ECLI:NL:CRVB:2007:BA2792
Centrale Raad van Beroep
- Hoger beroep
- M.S.E. Wulffraat-van Dijk
- M.C. Bruning
- M.C.M. van Laar
- Rechtspraak.nl
Beoordeling van de WAO-schatting en proceskostenvergoeding in hoger beroep
In deze zaak gaat het om het hoger beroep van appellant tegen de uitspraak van de rechtbank Amsterdam, die op 14 januari 2005 een eerdere beslissing van het Uwv over de WAO-schatting heeft vernietigd. Appellant had zich op 4 januari 2001 ziek gemeld met psychische klachten en ontving op dat moment wachtgeld. Het Uwv kende appellant op 28 juni 2002 een WAO-uitkering toe, berekend op een arbeidsongeschiktheid van 45 tot 55%. Appellant ging in bezwaar tegen deze beslissing, maar het Uwv verklaarde het bezwaar ongegrond. De rechtbank oordeelde dat appellant niet voldoende was gehoord en dat het bestreden besluit niet goed gemotiveerd was, maar liet de rechtsgevolgen van het besluit in stand omdat er geen aanwijzingen waren dat het Uwv onvoldoende rekening had gehouden met de beperkingen van appellant.

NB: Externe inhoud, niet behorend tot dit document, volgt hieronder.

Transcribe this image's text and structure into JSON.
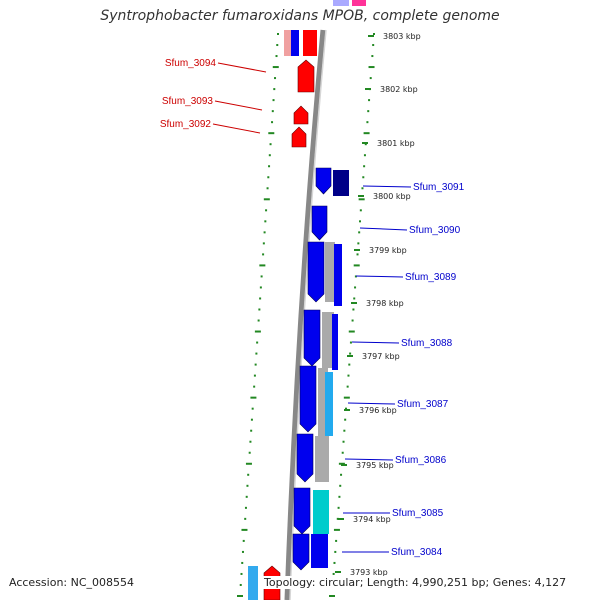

In hoger beroep heeft appellant aangevoerd dat het Uwv bij de vaststelling van de mate van arbeidsongeschiktheid onvoldoende rekening heeft gehouden met zijn lichamelijke en psychische beperkingen. De Centrale Raad van Beroep heeft de zaak beoordeeld en geconcludeerd dat de rechtbank de aangevallen uitspraak, voor zover deze was aangevochten, terecht had bevestigd. De Raad oordeelde dat de rapportages van de verzekeringsarts en bezwaarverzekeringsarts doorslaggevend waren en dat de Functionele Mogelijkheden Lijst (FML) voldoende rekening hield met de beperkingen van appellant. De Raad heeft ook vastgesteld dat het Uwv in hoger beroep een deugdelijke toelichting had gegeven op de schatting, wat bijdroeg aan de bevestiging van de eerdere uitspraak.
De Raad heeft het Uwv veroordeeld in de proceskosten van appellant tot een bedrag van € 644,-- en bepaald dat het Uwv het betaalde griffierecht van € 102,-- aan appellant vergoedt. De uitspraak is gedaan door een meervoudige kamer van de Centrale Raad van Beroep en is openbaar uitgesproken op 28 maart 2007.